From: Brian Warner <warner@allmydata.com>
Date: Thu, 6 Sep 2007 01:16:21 +0000 (-0700)
Subject: provisioning.py: add file/server availability numbers
X-Git-Url: https://git.rkrishnan.org/(%5B%5E?a=commitdiff_plain;h=849dbb4950e2d0c09a07ab67d69aaa9659501282;p=tahoe-lafs%2Ftahoe-lafs.git

provisioning.py: add file/server availability numbers
---

diff --git a/src/allmydata/provisioning.py b/src/allmydata/provisioning.py
index fdfb582b..a666dbcf 100644
--- a/src/allmydata/provisioning.py
+++ b/src/allmydata/provisioning.py
@@ -1,10 +1,43 @@
 
 from nevow import inevow, loaders, rend, tags as T
 from twisted.python import util
+import math
 
 def getxmlfile(name):
     return loaders.xmlfile(util.sibpath(__file__, "web/%s" % name))
 
+# factorial and binomial copied from
+# http://mail.python.org/pipermail/python-list/2007-April/435718.html
+
+def factorial(n):
+    """factorial(n): return the factorial of the integer n.
+    factorial(0) = 1
+    factorial(n) with n<0 is -factorial(abs(n))
+    """
+    result = 1
+    for i in xrange(1, abs(n)+1):
+        result *= i
+    if n >= 0:
+        return result
+    else:
+        return -result
+
+def binomial(n, k):
+    if not 0 <= k <= n:
+        return 0
+    if k == 0 or k == n:
+        return 1
+    # calculate n!/k! as one product, avoiding factors that
+    # just get canceled
+    P = k+1
+    for i in xrange(k+2, n+1):
+        P *= i
+    # if you are paranoid:
+    # C, rem = divmod(P, factorial(n-k))
+    # assert rem == 0
+    # return C
+    return P//factorial(n-k)
+
 class ProvisioningTool(rend.Page):
     addSlash = True
     docFactory = getxmlfile("provisioning.xhtml")
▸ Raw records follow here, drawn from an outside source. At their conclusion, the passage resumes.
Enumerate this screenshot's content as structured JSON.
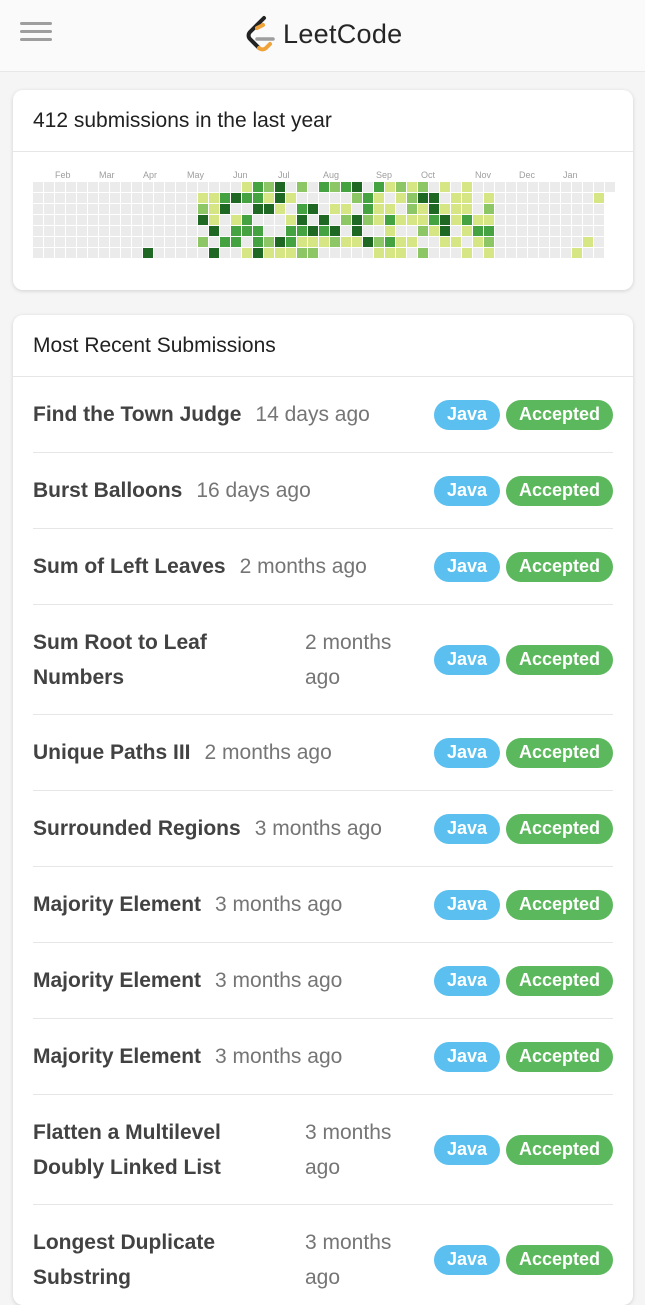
{
  "header": {
    "brand": "LeetCode"
  },
  "heatmap": {
    "title": "412 submissions in the last year",
    "months": [
      "Feb",
      "Mar",
      "Apr",
      "May",
      "Jun",
      "Jul",
      "Aug",
      "Sep",
      "Oct",
      "Nov",
      "Dec",
      "Jan"
    ],
    "colors": {
      "empty": "#ebebeb",
      "l1": "#d6e685",
      "l2": "#8cc665",
      "l3": "#44a340",
      "l4": "#1e6823"
    }
  },
  "recent": {
    "title": "Most Recent Submissions",
    "items": [
      {
        "title": "Find the Town Judge",
        "time": "14 days ago",
        "lang": "Java",
        "status": "Accepted"
      },
      {
        "title": "Burst Balloons",
        "time": "16 days ago",
        "lang": "Java",
        "status": "Accepted"
      },
      {
        "title": "Sum of Left Leaves",
        "time": "2 months ago",
        "lang": "Java",
        "status": "Accepted"
      },
      {
        "title": "Sum Root to Leaf Numbers",
        "time": "2 months ago",
        "lang": "Java",
        "status": "Accepted"
      },
      {
        "title": "Unique Paths III",
        "time": "2 months ago",
        "lang": "Java",
        "status": "Accepted"
      },
      {
        "title": "Surrounded Regions",
        "time": "3 months ago",
        "lang": "Java",
        "status": "Accepted"
      },
      {
        "title": "Majority Element",
        "time": "3 months ago",
        "lang": "Java",
        "status": "Accepted"
      },
      {
        "title": "Majority Element",
        "time": "3 months ago",
        "lang": "Java",
        "status": "Accepted"
      },
      {
        "title": "Majority Element",
        "time": "3 months ago",
        "lang": "Java",
        "status": "Accepted"
      },
      {
        "title": "Flatten a Multilevel Doubly Linked List",
        "time": "3 months ago",
        "lang": "Java",
        "status": "Accepted"
      },
      {
        "title": "Longest Duplicate Substring",
        "time": "3 months ago",
        "lang": "Java",
        "status": "Accepted"
      }
    ]
  }
}
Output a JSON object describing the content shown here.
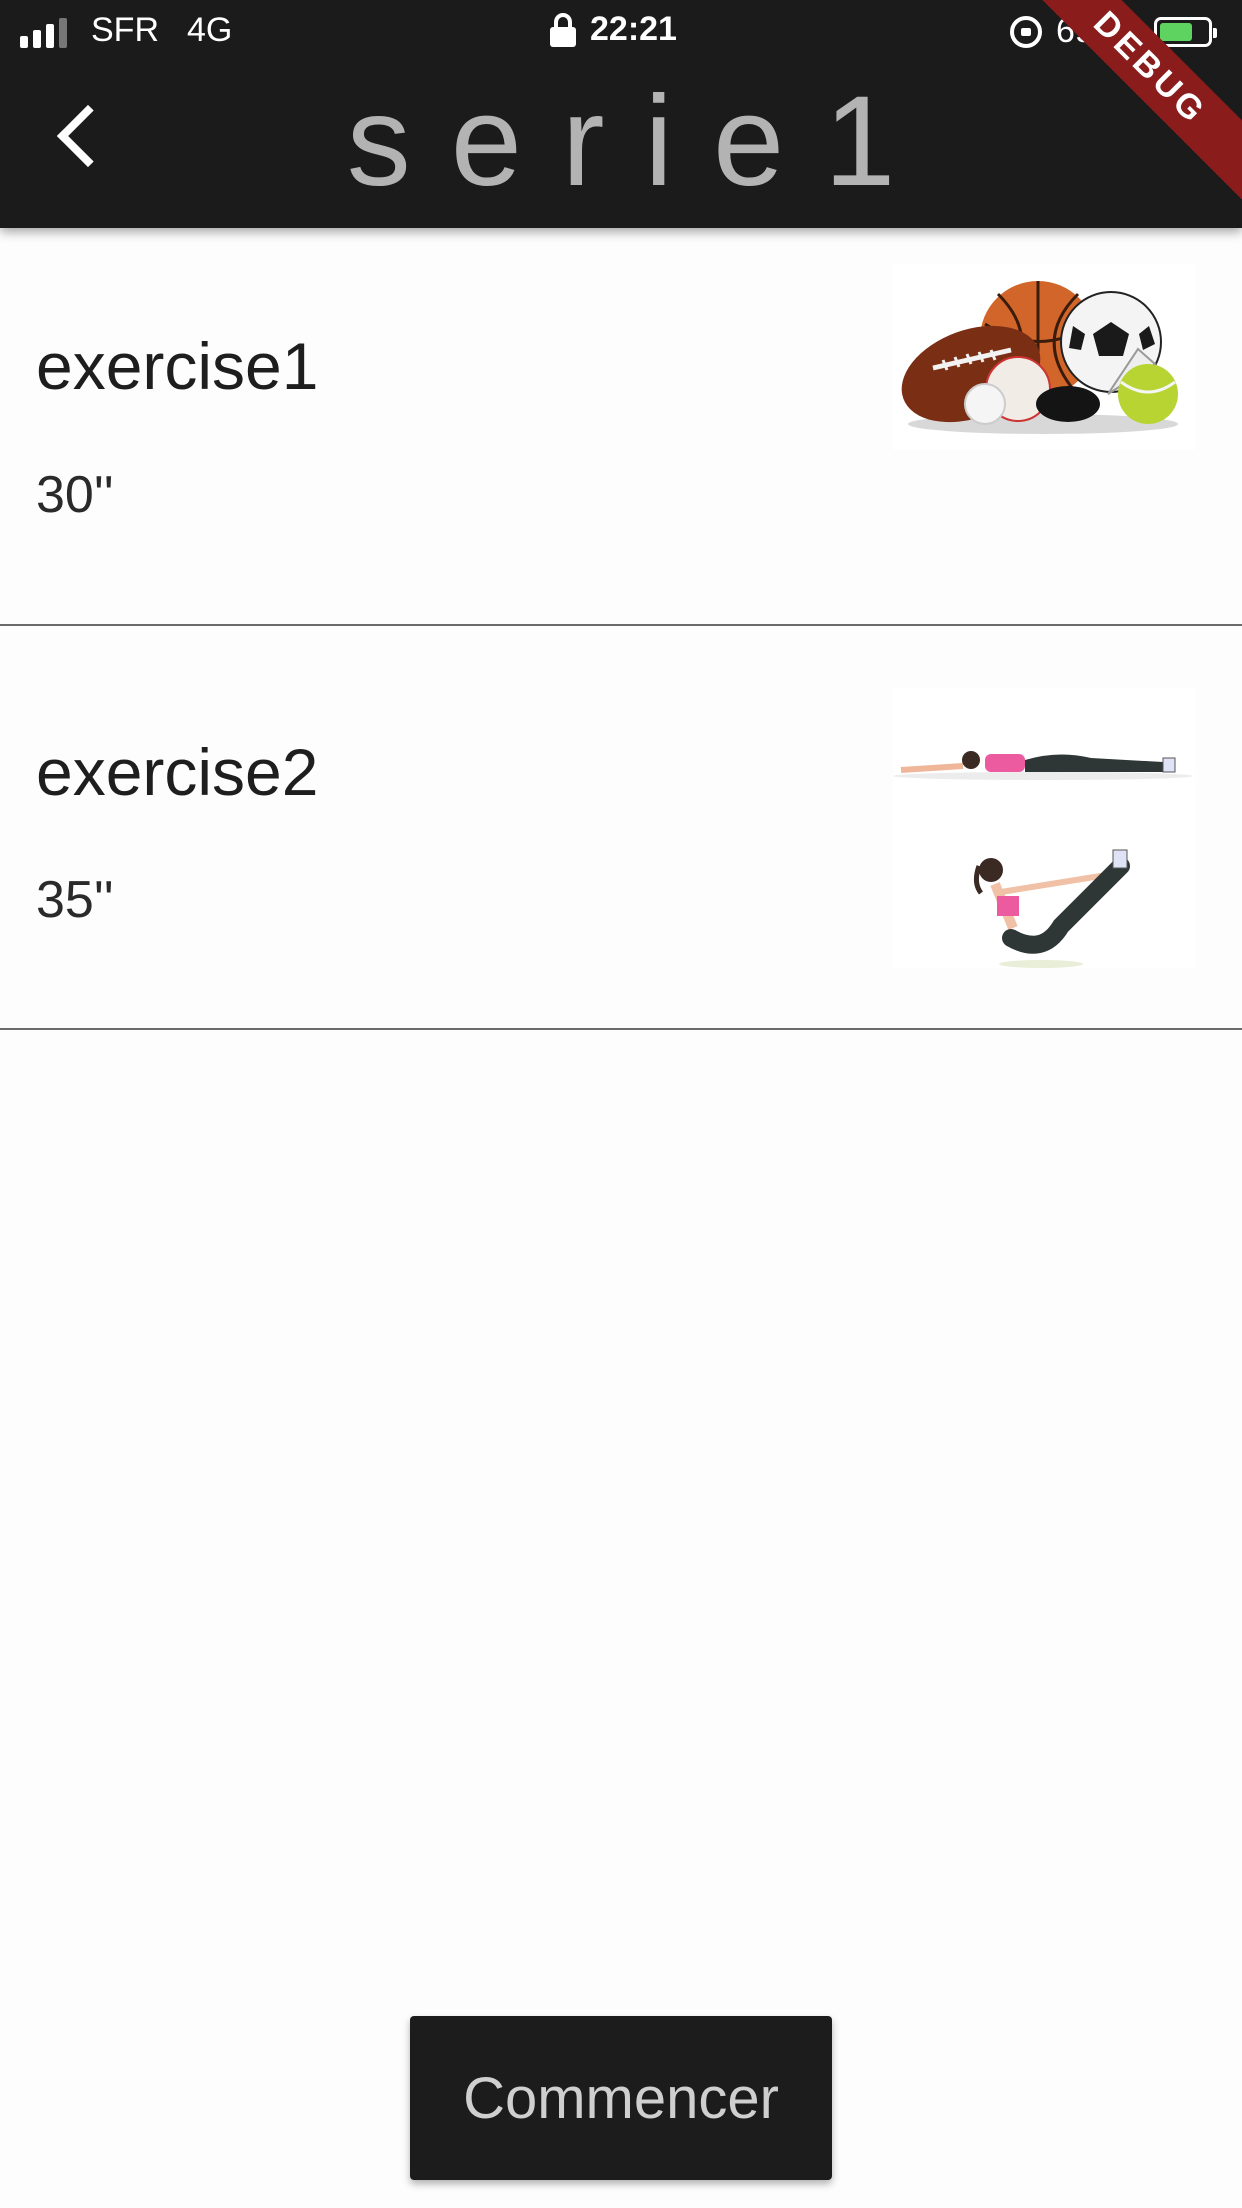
{
  "status_bar": {
    "carrier": "SFR",
    "network": "4G",
    "time": "22:21",
    "battery_percent": "69 %",
    "battery_level": 0.69
  },
  "app_bar": {
    "title": "serie1",
    "debug_banner": "DEBUG",
    "back_icon": "chevron-left-icon"
  },
  "exercises": [
    {
      "name": "exercise1",
      "duration": "30''",
      "image": "sports-balls-image"
    },
    {
      "name": "exercise2",
      "duration": "35''",
      "image": "abdominal-exercise-image"
    }
  ],
  "start_button": {
    "label": "Commencer"
  },
  "colors": {
    "header_bg": "#1b1b1b",
    "title": "#b3b3b3",
    "debug_banner": "#8a1c1c",
    "battery_fill": "#5fd35f",
    "button_bg": "#1c1c1c"
  }
}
@@ -132,8 +165,10 @@ class ProvisioningTool(rend.Page):
                   " no convergence)", i_sharing_ratio)
 
         # Encoding parameters
-        encoding_choices = [("3-of-10", "3-of-10"),
-                            ("25-of-100", "25-of-100"),
+        encoding_choices = [("3-of-10", "3.3x (3-of-10)"),
+                            ("5-of-10", "2x (5-of-10)"),
+                            ("8-of-10", "1.25x (8-of-10)"),
+                            ("25-of-100", "4x (25-of-100)"),
                             ]
         encoding_parameters, i_encoding_parameters = \
                              get_and_set("encoding_parameters",
@@ -161,6 +196,20 @@ class ProvisioningTool(rend.Page):
         add_input("Servers",
                   "How many servers are there?", i_num_servers)
 
+        # availability is measured in dBA = -dBF, where 0dBF is 100% failure,
+        # 10dBF is 10% failure, 20dBF is 1% failure, etc
+        server_dBA_choices = [ (20, "99% [20dBA] (14min/day or 3.5days/year)"),
+                               (30, "99.9% [30dBA] (87sec/day or 9hours/year)"),
+                               (40, "99.99% [40dBA] (60sec/week or 53min/year)"),
+                               (50, "99.999% [50dBA] (5min per year)"),
+                               ]
+        server_dBA, i_server_availability = \
+                    get_and_set("server_availability",
+                                server_dBA_choices,
+                                20, int)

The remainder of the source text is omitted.